You'd be concerned, right? Leaving alone the logistics of how he managed to secure, transport, and operate a tank, wouldn't you at the very least feel compelled to report him to somebody?
Ah, not Dave or Twister. No, they are happy to actually square off against the tank; your guns versus mine. Owning a tank is simply the ultimate expression of The Right to Bear Arms, and this movie is proud to have it. Hell, the tank even joins a town parade at one point, resulting in a loud cheer from the onlooking citizens.
The only way it could top itself is if it ended with Twister and Dave declaring their trailer park an independent nation and printing their own currency.
Now, let's get serious. I don't think Rebane necessarily intended to create right-wing survivalist porn. I think it just kinda happened as a side effect. If you create a movie about Monster Trucks, then you already know that you're catering to a certain audience, and certain attitudes are going to be a little more prevalent than others. Twister's Revenge is basically what you get if you take the most extreme stereotypes of that audience and cater to their politics.
It still doesn't explain the bat-man or the dance sequence, though. Let's just say they symbolize drugs.
The Bit Wherein I Conclude Things
Hey guys, I know you don't go to bad movie review sites / junk culture blogs to listen to the reviewer blab about their feelings, but I need to wrap up on a personal note here. I think it's fitting.
Every week I agonize for a painfully long time over whether or not I should do an HHG write-up for a movie that I've seen. I'll remind myself that there are 300 bad movie websites out there already - most of them with better web design and more traffic than I could ever hope to see. And if either the movie I'm writing about isn't 100% obscure - as in, nobody else has ever written about it before ever - or if I don't have something especially new and notable to say, then maybe I'm wasting my time. I picture myself as the Internet's younger brother. Hey guys, can I play, too?
I end up putting myself into a bit of a tizzy for probably the dumbest reason one can have a tizzy: I'm worried I'm not good enough for the Internet.
(Ugh. How often do people say that?)
Anyway, Twister's Revenge has some amount of notoriety in bad movie circles already. There are plenty of bad / obscure / B movie review sites that feature the flick. But here's the shocking - ahem - twist. Unlike the other movies that I watch, I didn't do this research before I saw the movie. I did it after.

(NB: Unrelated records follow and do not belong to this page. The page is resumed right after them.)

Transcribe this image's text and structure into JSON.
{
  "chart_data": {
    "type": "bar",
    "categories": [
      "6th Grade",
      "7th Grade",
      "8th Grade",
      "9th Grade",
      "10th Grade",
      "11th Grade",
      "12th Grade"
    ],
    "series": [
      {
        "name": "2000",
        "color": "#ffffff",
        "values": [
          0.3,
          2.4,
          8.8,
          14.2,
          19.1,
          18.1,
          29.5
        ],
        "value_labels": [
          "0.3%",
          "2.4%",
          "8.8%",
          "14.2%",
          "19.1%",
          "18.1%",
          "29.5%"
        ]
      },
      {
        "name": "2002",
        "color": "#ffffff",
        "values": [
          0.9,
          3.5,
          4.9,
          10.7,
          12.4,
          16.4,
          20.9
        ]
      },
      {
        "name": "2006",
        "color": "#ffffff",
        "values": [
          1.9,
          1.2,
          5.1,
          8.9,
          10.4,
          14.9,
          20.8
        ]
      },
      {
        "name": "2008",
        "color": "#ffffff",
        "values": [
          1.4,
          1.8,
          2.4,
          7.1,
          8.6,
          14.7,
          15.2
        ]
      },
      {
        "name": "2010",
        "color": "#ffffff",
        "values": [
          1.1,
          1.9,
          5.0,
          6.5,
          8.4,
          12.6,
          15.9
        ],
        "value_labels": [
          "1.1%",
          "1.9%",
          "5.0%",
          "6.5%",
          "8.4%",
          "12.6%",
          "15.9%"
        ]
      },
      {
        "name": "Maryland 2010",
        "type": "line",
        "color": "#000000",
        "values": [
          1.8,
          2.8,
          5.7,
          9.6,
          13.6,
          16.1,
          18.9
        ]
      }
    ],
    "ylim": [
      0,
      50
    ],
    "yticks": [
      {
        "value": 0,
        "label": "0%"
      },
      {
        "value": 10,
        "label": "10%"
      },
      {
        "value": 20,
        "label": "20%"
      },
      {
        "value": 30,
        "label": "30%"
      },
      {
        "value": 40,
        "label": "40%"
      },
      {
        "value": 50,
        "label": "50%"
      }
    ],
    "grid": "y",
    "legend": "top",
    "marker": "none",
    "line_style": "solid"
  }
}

Twister's Revenge was an entirely blind watch for me. I didn't know anything about the plot, the history, the reaction, or even the genre. I only knew the title and the length. It was a movie I never knew anything about that I had a fun time watching, and it felt like some amazing discovery.
And that feeling? That's the stated purpose of the Grail.
And that feeling? That's the stated purpose of the Grail.
Finding out afterward that others have had that same feeling and felt compelled to write about it doesn't discourage me at all. It just inspires me to be a voice that joins a hundred others, so that we may be heard more clearly by other ironic movie snobs, enthusiasts, and connoisseurs. Clear some room in your schedules, gentlemen; this is what you're looking for.
How Much Hipster Cred Is It Worth?
Despite it's rep among bad movie circles, it still gets a hefty forty point obscurity bonus for having under 200 IMDb ratings. It also gets the "I want to share it" bonus of thirty points, so right off the bat it's sitting pretty. I'll give it another ten points for Rebane's involvement, plus another ten for the practical effects. That adds up to a whopping 90 hipster cred out of 100. Make sure you see it before the ratings start piling up or you'll lose that cred fast.